To create detailed context files about your business or personal preferences, instruct your AI to act as an interviewer. By answering its questions, you provide the raw material for the AI to then synthesize and structure into a permanent, reusable context file without writing it yourself.
With AI agents, the key to great results is not about crafting complex prompts. Instead, it's about 'context engineering'—loading your agent with rich information via files like 'agents.md'. This allows simple commands like 'write a cold email' to yield highly customized and effective outputs.
To keep your AI agent efficient, differentiate between global and project-level skills and context files. General-purpose tools, like a text truncation skill, should be global. Specific processes, like a referral template, should be kept at the project level to avoid cluttering every interaction.

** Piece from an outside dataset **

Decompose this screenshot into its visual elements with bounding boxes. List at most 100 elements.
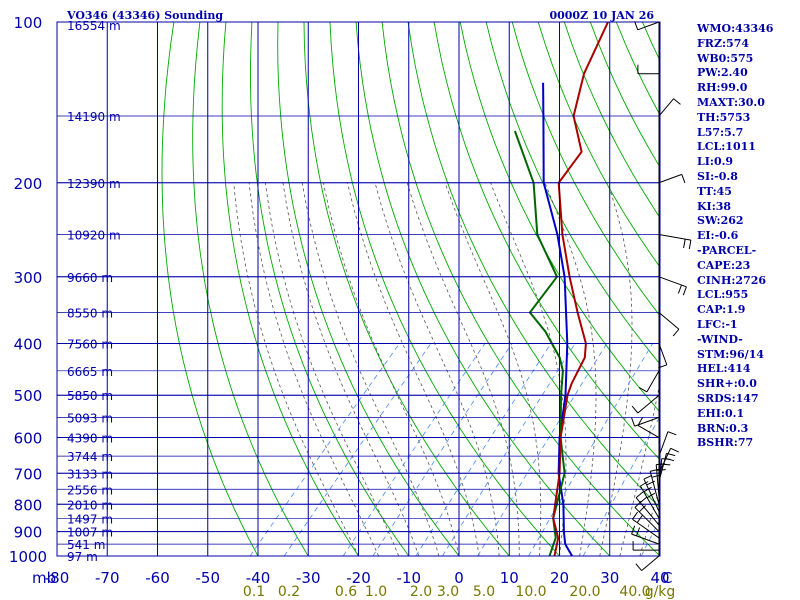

Most users re-explain their role and situation in every new AI conversation. A more advanced approach is to build a dedicated professional context document and a system for capturing prompts and notes. This turns AI from a stateless tool into a stateful partner that understands your specific needs.
Frame your personal and professional information as a structured set of machine-readable files. This "operating manual" allows AI agents to understand your roles, goals, and constraints without constant re-explanation, just as a developer uses API docs to interact with software.
Instead of explicitly telling an AI agent how to organize its knowledge, simply provide the necessary context. A well-designed agent can figure out what information is important and create its own knowledge files, such as a 'user.md' for personal details or an 'identity.md' for its own persona.